Posted by Luke Bowen on

cyclist at night

Alternate commuting methods like biking, walking, and carpooling are gaining in popularity these days, and for good reasons too; commuters choose to go with these types of transportation for the extra exercise, for environmental consciousness, and sometimes just for the plain, old convenience. Unfortunately, these activities are not without their flaws, one of the biggest being the lack of visibility at night. Nighttime safety is a big concern for pedestrians and cyclers alike, but it shouldn’t stop you from choosing these eco-friendly (and health- friendly) options.
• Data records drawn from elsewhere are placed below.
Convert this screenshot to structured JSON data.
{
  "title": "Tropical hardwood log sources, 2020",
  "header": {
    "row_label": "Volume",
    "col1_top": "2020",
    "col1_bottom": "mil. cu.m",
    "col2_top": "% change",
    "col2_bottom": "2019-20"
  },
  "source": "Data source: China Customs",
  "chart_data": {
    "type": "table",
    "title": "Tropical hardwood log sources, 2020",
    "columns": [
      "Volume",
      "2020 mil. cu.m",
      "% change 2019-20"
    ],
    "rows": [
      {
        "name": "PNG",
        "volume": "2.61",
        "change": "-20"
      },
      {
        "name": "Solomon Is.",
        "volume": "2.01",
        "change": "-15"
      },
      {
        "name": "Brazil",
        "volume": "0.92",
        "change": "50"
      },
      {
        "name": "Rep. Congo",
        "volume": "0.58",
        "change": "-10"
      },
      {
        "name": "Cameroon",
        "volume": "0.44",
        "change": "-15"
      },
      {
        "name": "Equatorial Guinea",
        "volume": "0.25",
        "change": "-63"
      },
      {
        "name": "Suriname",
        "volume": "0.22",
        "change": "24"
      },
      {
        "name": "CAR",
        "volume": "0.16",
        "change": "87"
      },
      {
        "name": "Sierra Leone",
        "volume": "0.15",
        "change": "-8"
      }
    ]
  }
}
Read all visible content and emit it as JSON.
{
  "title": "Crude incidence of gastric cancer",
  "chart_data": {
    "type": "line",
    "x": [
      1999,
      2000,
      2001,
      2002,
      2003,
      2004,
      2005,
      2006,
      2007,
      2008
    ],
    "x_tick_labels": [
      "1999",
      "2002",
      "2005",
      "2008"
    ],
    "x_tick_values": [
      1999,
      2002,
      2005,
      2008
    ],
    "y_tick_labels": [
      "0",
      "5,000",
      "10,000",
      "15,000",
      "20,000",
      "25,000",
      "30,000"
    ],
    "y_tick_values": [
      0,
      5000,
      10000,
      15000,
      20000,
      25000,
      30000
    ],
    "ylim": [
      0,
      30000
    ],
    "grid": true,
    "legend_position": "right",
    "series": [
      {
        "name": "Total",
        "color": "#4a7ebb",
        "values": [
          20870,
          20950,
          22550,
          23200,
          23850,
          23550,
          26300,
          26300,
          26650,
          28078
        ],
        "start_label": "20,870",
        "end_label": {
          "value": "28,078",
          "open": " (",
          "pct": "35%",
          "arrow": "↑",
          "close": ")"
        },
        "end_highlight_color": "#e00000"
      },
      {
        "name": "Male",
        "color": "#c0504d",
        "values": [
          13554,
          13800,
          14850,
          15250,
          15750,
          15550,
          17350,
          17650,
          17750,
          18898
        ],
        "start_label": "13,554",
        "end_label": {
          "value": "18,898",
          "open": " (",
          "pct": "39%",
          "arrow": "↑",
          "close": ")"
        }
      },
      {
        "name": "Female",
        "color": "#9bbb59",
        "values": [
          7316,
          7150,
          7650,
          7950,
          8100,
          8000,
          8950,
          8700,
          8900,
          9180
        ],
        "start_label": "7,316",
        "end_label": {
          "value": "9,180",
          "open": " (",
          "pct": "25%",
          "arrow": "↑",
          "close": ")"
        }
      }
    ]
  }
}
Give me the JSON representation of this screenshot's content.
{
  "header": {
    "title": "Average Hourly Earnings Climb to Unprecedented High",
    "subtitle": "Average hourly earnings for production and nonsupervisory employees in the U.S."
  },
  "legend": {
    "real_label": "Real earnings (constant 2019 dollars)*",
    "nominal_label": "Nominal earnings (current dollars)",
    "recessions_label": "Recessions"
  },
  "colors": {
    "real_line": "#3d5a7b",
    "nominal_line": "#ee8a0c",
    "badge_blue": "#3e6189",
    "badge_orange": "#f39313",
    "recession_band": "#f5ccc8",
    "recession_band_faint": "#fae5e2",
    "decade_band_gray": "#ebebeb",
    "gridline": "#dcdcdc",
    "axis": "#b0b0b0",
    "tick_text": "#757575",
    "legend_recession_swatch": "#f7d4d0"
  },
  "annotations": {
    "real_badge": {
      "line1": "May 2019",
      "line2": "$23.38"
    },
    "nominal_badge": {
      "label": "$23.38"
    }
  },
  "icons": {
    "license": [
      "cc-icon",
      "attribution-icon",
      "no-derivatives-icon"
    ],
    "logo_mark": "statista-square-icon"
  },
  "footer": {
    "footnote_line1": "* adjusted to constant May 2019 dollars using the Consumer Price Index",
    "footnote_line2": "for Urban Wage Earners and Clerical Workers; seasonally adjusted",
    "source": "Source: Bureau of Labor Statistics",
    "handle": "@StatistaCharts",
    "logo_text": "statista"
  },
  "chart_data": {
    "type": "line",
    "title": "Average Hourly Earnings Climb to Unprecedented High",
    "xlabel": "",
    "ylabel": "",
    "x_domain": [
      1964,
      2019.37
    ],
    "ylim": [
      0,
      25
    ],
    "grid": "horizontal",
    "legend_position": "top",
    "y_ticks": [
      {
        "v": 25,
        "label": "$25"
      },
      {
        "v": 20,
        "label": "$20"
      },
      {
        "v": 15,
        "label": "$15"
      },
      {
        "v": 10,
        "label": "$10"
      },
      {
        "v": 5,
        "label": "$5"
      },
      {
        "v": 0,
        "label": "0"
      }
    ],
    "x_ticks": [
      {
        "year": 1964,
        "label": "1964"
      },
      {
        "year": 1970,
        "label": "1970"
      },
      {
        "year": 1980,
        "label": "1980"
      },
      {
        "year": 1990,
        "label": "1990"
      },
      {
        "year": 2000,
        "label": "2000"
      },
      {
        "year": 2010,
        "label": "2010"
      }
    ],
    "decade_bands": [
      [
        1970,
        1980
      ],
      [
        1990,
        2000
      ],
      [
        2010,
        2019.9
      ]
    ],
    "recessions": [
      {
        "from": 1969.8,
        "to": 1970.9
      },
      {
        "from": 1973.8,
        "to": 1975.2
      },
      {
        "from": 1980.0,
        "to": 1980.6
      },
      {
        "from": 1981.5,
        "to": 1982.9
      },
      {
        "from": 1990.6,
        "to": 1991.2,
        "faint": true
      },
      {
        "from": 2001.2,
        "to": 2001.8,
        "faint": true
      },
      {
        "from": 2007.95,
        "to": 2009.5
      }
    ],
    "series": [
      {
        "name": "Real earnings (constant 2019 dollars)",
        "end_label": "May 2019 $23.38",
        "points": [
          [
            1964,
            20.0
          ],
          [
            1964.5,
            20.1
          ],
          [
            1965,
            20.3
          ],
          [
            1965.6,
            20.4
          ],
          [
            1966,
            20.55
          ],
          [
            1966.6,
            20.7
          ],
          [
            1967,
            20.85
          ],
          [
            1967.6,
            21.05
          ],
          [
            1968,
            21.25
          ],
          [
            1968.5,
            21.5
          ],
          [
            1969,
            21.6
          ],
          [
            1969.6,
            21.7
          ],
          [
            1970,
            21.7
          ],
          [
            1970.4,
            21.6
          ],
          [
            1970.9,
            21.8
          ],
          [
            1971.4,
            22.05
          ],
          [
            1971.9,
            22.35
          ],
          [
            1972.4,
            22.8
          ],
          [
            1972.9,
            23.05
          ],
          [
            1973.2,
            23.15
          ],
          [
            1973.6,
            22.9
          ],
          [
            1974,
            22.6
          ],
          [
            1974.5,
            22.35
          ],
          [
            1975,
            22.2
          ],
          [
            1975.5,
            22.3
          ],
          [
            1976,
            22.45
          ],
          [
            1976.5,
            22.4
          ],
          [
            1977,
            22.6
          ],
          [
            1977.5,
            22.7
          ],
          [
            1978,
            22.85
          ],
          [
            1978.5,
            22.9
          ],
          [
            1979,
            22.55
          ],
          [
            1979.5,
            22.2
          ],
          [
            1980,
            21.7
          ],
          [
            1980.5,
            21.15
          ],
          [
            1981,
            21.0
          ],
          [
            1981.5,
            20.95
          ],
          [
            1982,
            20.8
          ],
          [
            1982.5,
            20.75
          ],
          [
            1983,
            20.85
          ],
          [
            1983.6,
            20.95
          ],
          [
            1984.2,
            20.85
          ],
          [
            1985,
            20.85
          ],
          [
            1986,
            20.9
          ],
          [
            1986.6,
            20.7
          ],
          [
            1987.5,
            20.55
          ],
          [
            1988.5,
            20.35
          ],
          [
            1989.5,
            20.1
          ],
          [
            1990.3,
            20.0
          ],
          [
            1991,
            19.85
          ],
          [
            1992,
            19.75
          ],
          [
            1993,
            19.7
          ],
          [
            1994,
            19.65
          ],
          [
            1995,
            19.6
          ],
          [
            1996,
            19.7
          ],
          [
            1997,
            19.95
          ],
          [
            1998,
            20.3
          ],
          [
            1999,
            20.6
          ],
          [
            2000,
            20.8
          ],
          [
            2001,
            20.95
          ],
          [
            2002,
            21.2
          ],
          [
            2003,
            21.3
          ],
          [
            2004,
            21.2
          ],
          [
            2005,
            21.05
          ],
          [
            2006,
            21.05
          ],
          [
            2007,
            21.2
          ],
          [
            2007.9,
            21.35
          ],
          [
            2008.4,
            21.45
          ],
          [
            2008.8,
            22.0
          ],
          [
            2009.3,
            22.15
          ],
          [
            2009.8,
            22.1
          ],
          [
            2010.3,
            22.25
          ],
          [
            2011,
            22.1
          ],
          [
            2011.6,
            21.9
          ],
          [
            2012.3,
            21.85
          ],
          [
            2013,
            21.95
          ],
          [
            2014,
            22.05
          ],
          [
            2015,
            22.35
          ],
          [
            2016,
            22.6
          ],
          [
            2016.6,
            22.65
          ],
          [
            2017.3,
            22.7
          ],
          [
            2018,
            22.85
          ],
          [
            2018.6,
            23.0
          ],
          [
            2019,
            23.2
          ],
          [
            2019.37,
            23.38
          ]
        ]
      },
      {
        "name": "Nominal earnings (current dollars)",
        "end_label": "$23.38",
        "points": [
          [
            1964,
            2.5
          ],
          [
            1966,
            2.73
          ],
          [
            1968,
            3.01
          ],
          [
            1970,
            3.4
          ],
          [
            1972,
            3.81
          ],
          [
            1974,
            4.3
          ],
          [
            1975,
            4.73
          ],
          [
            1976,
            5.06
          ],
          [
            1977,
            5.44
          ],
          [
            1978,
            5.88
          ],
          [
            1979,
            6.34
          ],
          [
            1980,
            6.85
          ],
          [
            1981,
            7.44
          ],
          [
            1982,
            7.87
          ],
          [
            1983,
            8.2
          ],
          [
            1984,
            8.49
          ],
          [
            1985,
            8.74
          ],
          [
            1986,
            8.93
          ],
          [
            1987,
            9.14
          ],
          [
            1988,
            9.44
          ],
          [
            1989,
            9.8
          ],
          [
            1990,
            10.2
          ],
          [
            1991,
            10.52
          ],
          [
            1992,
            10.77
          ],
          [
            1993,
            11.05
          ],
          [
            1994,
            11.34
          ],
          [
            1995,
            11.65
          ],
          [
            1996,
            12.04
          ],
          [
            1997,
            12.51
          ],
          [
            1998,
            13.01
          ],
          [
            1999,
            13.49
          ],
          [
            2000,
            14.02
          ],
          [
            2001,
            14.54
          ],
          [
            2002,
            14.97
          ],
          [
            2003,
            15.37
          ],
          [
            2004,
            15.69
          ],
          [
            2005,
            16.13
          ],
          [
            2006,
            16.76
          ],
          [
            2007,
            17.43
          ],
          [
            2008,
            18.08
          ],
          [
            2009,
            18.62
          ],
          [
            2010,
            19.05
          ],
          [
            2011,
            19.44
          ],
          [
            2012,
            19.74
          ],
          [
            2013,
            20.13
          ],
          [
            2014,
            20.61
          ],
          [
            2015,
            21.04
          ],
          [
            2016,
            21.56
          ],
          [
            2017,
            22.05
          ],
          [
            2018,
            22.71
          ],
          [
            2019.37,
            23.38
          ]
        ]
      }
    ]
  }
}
Follow these tips for nighttime visibility to find out how you can stay safe on the road—even in the dark.

Wear Bright Colors

Black might make your figure look svelte, but it’s not the smartest color choice if you know you’re going to be walking or biking home in the dark. When it comes to choosing your wardrobe for nighttime safety, brighter is better. Neon works great, as it also makes you pop out from the colors of the road and any surrounding greenery.

Add Reflective Materials

Reflective strips are a good way to remind drivers that they’re sharing the road with others. And while reflective night vests might not scream fashionable or chic, they do provide excellent nighttime visibility. They’re very affordable too. Visibility Safety Vests can be ordered online for around $7. Cyclers should invest in additional reflective strips as well. Even though most bikes come equipped with reflectors, we’d recommend that cyclers add reflective material to their helmets and backpacks. Or wear apparel where lighting is already integrated into it. See these light up t-shirts for example.

Add Lights

Bright colors and reflective materials work great when there’s light from street lamps or headlights, but nothing beats the reliability of having personal lighting. Nighttime cyclers should purchase at least two LED lights: one to serve as the headlight, and the other to be the taillight. It’s also a good idea to keep an extra light in your person in case one of those goes out. Also, commuter lights aren’t just for bikers. Pedestrians can wear headlamps or even vests with built-in lighting.

Minimize Distractions

Even though nighttime visibility is all about making sure drivers notice you, it’s also important to make sure that you’re aware of your own surroundings. It can be tempting to put in some earbuds and blast some music, but doing so can distract you from approaching cars. When it comes down to it, that new album can wait; safety should always be the number one priority.

Travel in Groups

A small group of people will be spotted much more quickly than a lone individual— but be careful to not walk in a horizontal row and end up being the one in the road! Beyond just visibility, traveling in groups is just about the best practice there is for nighttime safety. Walking and biking at night can be dangerous, but you can minimize the risk with the right gear, the right attitude, and of course, the right friends.